Celebration to the automobil
Signed Carl Milles. Foundry mark Herman Bergman Fud. Bronze, green patina. Height 96 cm.
Sold at Bukowskis International Spring auction, 1996, auction no 500, cat.no 195.
A version of "Celebration to the automobile" was commissioned by General Motors for the World' Fair in Chicago in 1933. That sculpture was executed in plaster and would presumably have been cast in bronze and eventually placed in General Motors's permanent collection. Instead of a car, the man in the sculpture was holding a connecting rod. In the news articles of that period, the sculpture went under the name of "Inspiration." Neither of the two ever received the bronze casting and the present lot is the only one of its kind known to exist today.
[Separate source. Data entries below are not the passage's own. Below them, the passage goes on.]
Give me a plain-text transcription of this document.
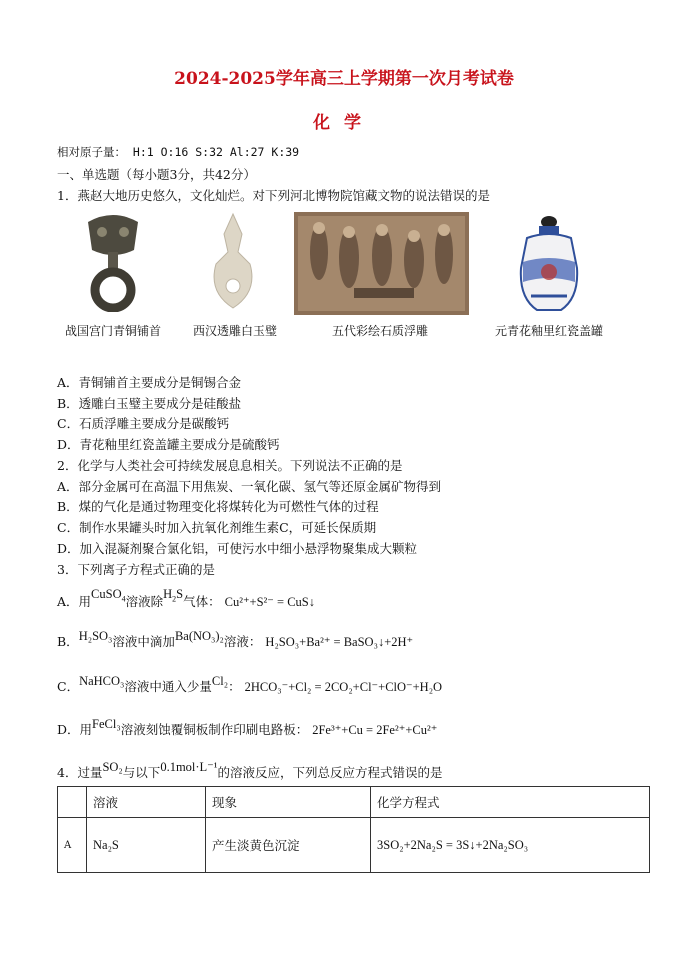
2024-2025学年高三上学期第一次月考试卷
化学
相对原子量： H:1 O:16 S:32 Al:27 K:39
一、单选题（每小题3分，共42分）
1．燕赵大地历史悠久，文化灿烂。对下列河北博物院馆藏文物的说法错误的是
战国宫门青铜铺首	西汉透雕白玉璧	五代彩绘石质浮雕	元青花釉里红瓷盖罐
A．青铜铺首主要成分是铜锡合金
B．透雕白玉璧主要成分是硅酸盐
C．石质浮雕主要成分是碳酸钙
D．青花釉里红瓷盖罐主要成分是硫酸钙
2．化学与人类社会可持续发展息息相关。下列说法不正确的是
A．部分金属可在高温下用焦炭、一氧化碳、氢气等还原金属矿物得到
B．煤的气化是通过物理变化将煤转化为可燃性气体的过程
C．制作水果罐头时加入抗氧化剂维生素C，可延长保质期
D．加入混凝剂聚合氯化铝，可使污水中细小悬浮物聚集成大颗粒
3．下列离子方程式正确的是
A．用CuSO$_4$溶液除$H_2S$气体： Cu²⁺+S²⁻ = CuS↓
B．H₂SO₃溶液中滴加Ba(NO₃)₂溶液： H₂SO₃+Ba²⁺ = BaSO₃↓+2H⁺
C．NaHCO₃溶液中通入少量Cl₂： 2HCO₃⁻+Cl₂ = 2CO₂+Cl⁻+ClO⁻+H₂O
D．用FeCl₃溶液刻蚀覆铜板制作印刷电路板： 2Fe³⁺+Cu = 2Fe²⁺+Cu²⁺
4．过量SO₂与以下0.1mol·L⁻¹的溶液反应，下列总反应方程式错误的是
	溶液	现象	化学方程式
A	Na₂S	产生淡黄色沉淀	3SO₂+2Na₂S = 3S↓+2Na₂SO₃
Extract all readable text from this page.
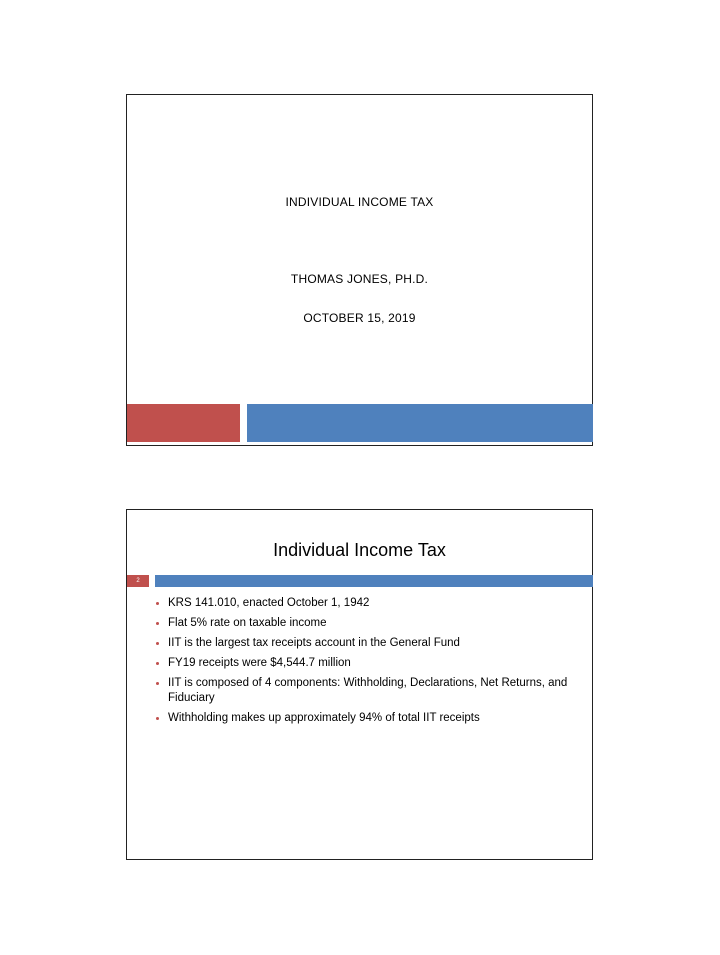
INDIVIDUAL INCOME TAX
THOMAS JONES, PH.D.
OCTOBER 15, 2019
Individual Income Tax
2
KRS 141.010, enacted October 1, 1942
Flat 5% rate on taxable income
IIT is the largest tax receipts account in the General Fund
FY19 receipts were $4,544.7 million
IIT is composed of 4 components: Withholding, Declarations, Net Returns, and Fiduciary
Withholding makes up approximately 94% of total IIT receipts
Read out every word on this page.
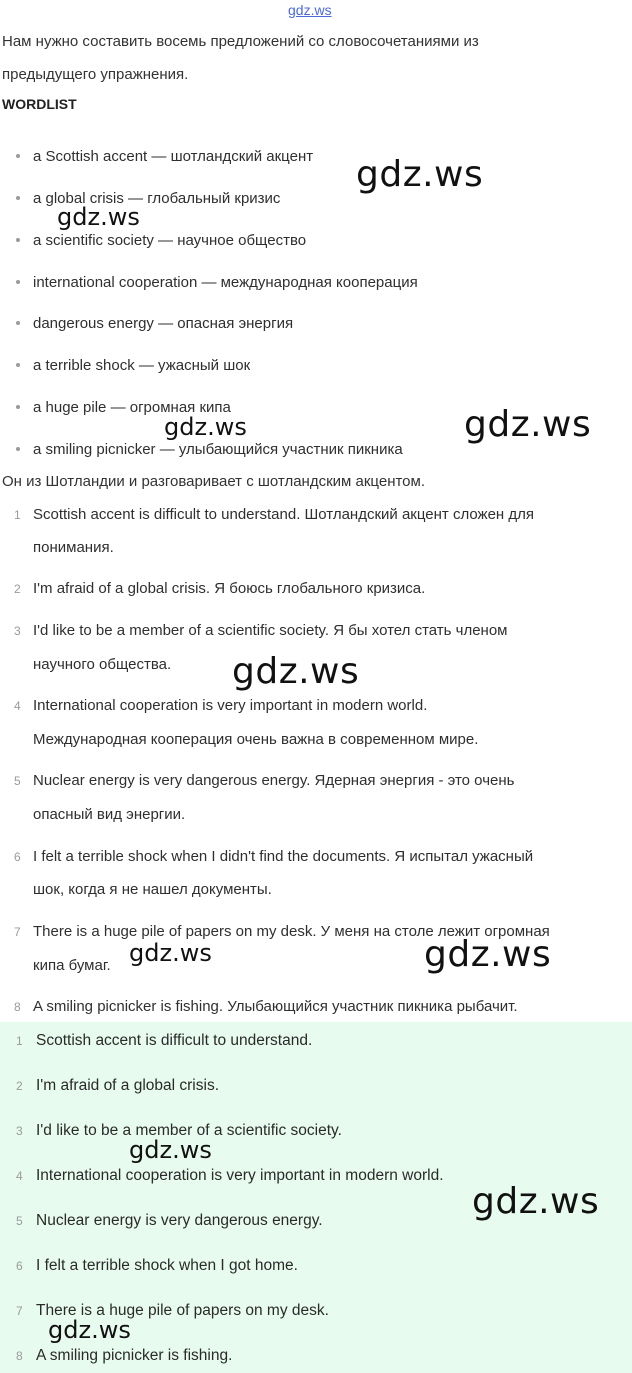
gdz.ws
Нам нужно составить восемь предложений со словосочетаниями из
предыдущего упражнения.
WORDLIST
a Scottish accent — шотландский акцент
a global crisis — глобальный кризис
a scientific society — научное общество
international cooperation — международная кооперация
dangerous energy — опасная энергия
a terrible shock — ужасный шок
a huge pile — огромная кипа
a smiling picnicker — улыбающийся участник пикника
Он из Шотландии и разговаривает с шотландским акцентом.
1 Scottish accent is difficult to understand. Шотландский акцент сложен для
понимания.
2 I'm afraid of a global crisis. Я боюсь глобального кризиса.
3 I'd like to be a member of a scientific society. Я бы хотел стать членом
научного общества.
4 International cooperation is very important in modern world.
Международная кооперация очень важна в современном мире.
5 Nuclear energy is very dangerous energy. Ядерная энергия - это очень
опасный вид энергии.
6 I felt a terrible shock when I didn't find the documents. Я испытал ужасный
шок, когда я не нашел документы.
7 There is a huge pile of papers on my desk. У меня на столе лежит огромная
кипа бумаг.
8 A smiling picnicker is fishing. Улыбающийся участник пикника рыбачит.
1 Scottish accent is difficult to understand.
2 I'm afraid of a global crisis.
3 I'd like to be a member of a scientific society.
4 International cooperation is very important in modern world.
5 Nuclear energy is very dangerous energy.
6 I felt a terrible shock when I got home.
7 There is a huge pile of papers on my desk.
8 A smiling picnicker is fishing.
gdz.ws
gdz.ws
gdz.ws
gdz.ws
gdz.ws
gdz.ws	gdz.ws
gdz.ws
gdz.ws
gdz.ws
Carl Milles was a Swedish sculptor born in Lägga. He studied at the Technical School in Stockholm, at the Ecole des Beaux-Arts in Paris under Auguste Rodin and on study trips to Germany, the Netherlands and Belgium. In Paris he came to stay for many years and made a living as an ornament carver. He studied the animals in the Jardin des Plantes (the Zoological Garden) and was strongly influenced by Auguste Rodin. Milles made a breakthrough with a monument to Sten Sture in Uppsala. He exhibited at the World's Fair in 1900 and was later given a solo exhibition at the Tate Gallery in London. Milles was professor of modeling at the Royal Academy of Arts in Stockholm. Well-known sculptures in public places signed by Carl Milles are the "Gustav Vasa" statue at the Nordic Museum, "Orfeusgruppen" outside the concert hall in Stockholm and the "Poseidonfontänen" in Gothenburg.